Les militaires au pouvoir depuis le putsch d'août 2020 et le second gouvernement transitoire installé par eux en juin à la suite d'un nouveau coup de force, ont répété jusqu'alors s'en tenir à l'échéancier de transition annoncé en avril.
Ce calendrier ambitieux prévoit un référendum constitutionnel le 31 octobre, des élections régionales et locales le 26 décembre, puis le premier tour de la présidentielle et des législatives le 27 février 2022.
La communauté internationale juge un rétablissement de l'ordre constitutionnel indispensable pour sortir de la profonde crise sécuritaire, sociale et économique dans laquelle s'enfonce depuis des années ce pays crucial pour la stabilité du Sahel.
Or, à deux mois du premier rendez-vous prévu, le référendum, la transition a déjà manqué plusieurs échéances. Aucun projet de Constitution n'a été soumis au Conseil national de transition installé par les militaires pour tenir lieu d'organe législatif. Cela aurait dû être fait en juillet, selon le calendrier rendu public en avril.
Les listes électorales aurait dû être également révisées en juillet, et auditées en août. Les autorités n'ont donné aucun signe que cela avait été fait.
Le décret convoquant le corps électoral est censé être pris le 15 septembre. Rien ne dit à ce stade s'il le sera ou non.

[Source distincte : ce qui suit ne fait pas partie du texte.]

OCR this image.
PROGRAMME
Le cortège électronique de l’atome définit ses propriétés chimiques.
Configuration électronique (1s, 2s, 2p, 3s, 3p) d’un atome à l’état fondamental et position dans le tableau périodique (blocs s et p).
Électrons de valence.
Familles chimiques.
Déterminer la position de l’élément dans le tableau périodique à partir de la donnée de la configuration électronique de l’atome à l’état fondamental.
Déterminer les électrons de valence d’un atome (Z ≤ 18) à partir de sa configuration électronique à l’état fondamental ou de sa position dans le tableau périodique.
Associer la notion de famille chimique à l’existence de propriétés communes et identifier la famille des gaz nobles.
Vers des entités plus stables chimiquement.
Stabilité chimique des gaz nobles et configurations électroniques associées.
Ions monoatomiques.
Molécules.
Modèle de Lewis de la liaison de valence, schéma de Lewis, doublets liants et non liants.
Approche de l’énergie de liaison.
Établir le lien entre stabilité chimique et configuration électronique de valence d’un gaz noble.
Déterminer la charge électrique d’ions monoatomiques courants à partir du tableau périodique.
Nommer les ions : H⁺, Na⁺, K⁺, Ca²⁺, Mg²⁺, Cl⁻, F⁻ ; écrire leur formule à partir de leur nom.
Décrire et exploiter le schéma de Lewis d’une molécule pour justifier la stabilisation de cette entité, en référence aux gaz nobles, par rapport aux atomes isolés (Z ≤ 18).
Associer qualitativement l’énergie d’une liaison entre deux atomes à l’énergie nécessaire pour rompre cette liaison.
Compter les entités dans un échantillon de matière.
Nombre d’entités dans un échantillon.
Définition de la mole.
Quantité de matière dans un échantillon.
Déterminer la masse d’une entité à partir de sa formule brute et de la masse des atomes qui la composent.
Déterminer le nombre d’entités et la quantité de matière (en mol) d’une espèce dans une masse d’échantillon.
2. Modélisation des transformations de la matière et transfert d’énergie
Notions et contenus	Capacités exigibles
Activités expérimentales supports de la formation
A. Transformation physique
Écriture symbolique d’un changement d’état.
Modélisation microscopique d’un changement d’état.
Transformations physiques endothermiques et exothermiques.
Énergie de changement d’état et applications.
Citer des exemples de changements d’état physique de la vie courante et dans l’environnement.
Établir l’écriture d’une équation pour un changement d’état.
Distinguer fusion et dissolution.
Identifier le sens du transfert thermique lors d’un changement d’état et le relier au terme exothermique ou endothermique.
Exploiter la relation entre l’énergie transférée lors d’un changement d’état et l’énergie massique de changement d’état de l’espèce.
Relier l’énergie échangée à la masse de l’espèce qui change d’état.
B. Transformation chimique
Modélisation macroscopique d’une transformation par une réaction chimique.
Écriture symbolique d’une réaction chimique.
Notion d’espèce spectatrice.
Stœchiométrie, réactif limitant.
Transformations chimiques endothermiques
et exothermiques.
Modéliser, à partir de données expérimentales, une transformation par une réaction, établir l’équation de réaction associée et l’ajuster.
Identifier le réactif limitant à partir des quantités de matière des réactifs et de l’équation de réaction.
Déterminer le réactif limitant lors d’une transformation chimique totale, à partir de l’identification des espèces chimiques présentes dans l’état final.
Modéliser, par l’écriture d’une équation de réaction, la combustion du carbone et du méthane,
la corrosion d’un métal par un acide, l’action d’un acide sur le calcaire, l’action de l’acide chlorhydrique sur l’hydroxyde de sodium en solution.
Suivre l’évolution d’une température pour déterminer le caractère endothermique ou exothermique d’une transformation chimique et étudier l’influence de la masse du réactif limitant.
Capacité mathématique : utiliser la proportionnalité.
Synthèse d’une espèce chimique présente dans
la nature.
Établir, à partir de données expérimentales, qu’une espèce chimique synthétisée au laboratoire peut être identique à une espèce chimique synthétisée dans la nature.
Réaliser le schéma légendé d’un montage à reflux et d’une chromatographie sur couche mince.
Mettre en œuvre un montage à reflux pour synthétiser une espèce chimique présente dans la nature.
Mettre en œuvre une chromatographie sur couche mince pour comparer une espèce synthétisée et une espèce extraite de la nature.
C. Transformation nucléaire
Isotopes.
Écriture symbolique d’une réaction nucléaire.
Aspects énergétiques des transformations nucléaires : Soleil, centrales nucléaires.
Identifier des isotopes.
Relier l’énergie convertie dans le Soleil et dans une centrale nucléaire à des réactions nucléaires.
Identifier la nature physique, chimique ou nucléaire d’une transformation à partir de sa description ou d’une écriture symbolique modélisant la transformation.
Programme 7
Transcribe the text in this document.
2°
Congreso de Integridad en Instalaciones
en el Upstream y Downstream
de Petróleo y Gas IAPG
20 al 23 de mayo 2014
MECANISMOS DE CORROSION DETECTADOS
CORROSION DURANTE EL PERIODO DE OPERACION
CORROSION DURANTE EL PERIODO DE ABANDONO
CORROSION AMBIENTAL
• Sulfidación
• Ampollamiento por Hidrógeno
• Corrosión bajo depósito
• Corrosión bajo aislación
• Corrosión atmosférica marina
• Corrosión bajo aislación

Faute d'avancées, les esprits paraissent se résigner à l'éventualité d'un report des élections de février, en contradiction avec les engagements initiaux des colonels, mais aussi avec les attentes constamment réitérées des principaux partenaires étrangers qui soutiennent le Mali face aux groupes jihadistes.
La mise aux arrêts le 24 mai du président de transition et son remplacement par le colonel Assimi Goïta ont déjà entamé la crédibilité des militaires auprès de la communauté internationale.
"Passage au forceps"
La classe politique et la société civile pestent contre l'immobilisme et le manque d'inclusivité de la transition.
"Pas grand-chose n'avance hormis l'organisation de grandes réunions incantatoires", résume un expert des questions électorales à Bamako.
"Ce qu'il manque à la transition, ce n'est pas du temps, c'est une volonté de passer à l'action!", a estimé Adam Dicko, membre de la société civile et organisatrice d'un Café citoyen dans la capitale.
L'ancien Premier ministre Moussa Mara, lors du même débat, a martelé qu'il "faut être pragmatique": rien ne sert de critiquer la transition qu'il qualifie lui-même de "clivante et non inclusive", il faut l'aider à "aller aux élections prévues".
"Ça reste possible si l'on décide de garder les scrutins 'secondaires' pour plus tard. La présidentielle, c'est possible!", pense-t-il. En tout état de cause, "il est temps que le gouvernement nous dise ce qu'il en est".
Pour l'heure, dans l'attente d'Assises nationales de refondation (ANR), annoncées pour les semaines à venir, la classe politique s'écharpe sur les modalités du scrutin.
Le débat porte notamment sur la création d'un organe unique pour gérer les élections, à la place d'instances diverses.
Une majorité des partis s'est élevée contre cette réforme, promise par le Premier ministre Choguel Kokalla Maïga lors de l'annonce fin juillet de son Plan d'action gouvernemental, dénonçant un "passage au forceps" et jugeant sa mise en place irréalisable. Beaucoup ont appelé à son abandon.
Seul consensus qui se dessine: la nécessité de publier un nouveau calendrier électoral, qui devra être "clair, précis et réaliste", selon les mots d'Ibrahim Sangho, leader de plusieurs plateformes d'observation électorale au Mali.
Des diplomates redoutent que la transition ne se prolonge inéluctablement. Ils prennent pour preuve quelques récentes manifestations sporadiques à Bamako et Nioro du Sahel (nord-ouest) demandant une "prolongation". Ces manifestations n'ont pour l'heure pas réuni la grande foule.
Pour l'enseignant-chercheur Boubacar Haidara, "se prévaloir d'un soutien populaire fort" serait pour les militaires le seul moyen de légitimer une prolongation de la transition "face à une classe politique unie et à une communauté internationale qui ne veut pas entendre parler de prolongation".
Et d'ajouter que "la lutte contre la corruption lancée il y a quelques jours", avec l'arrestation et l'incarcération de l'ancien Premier ministre Soumeylou Boubèye Maïga, pourrait s'inscrire dans cette logique.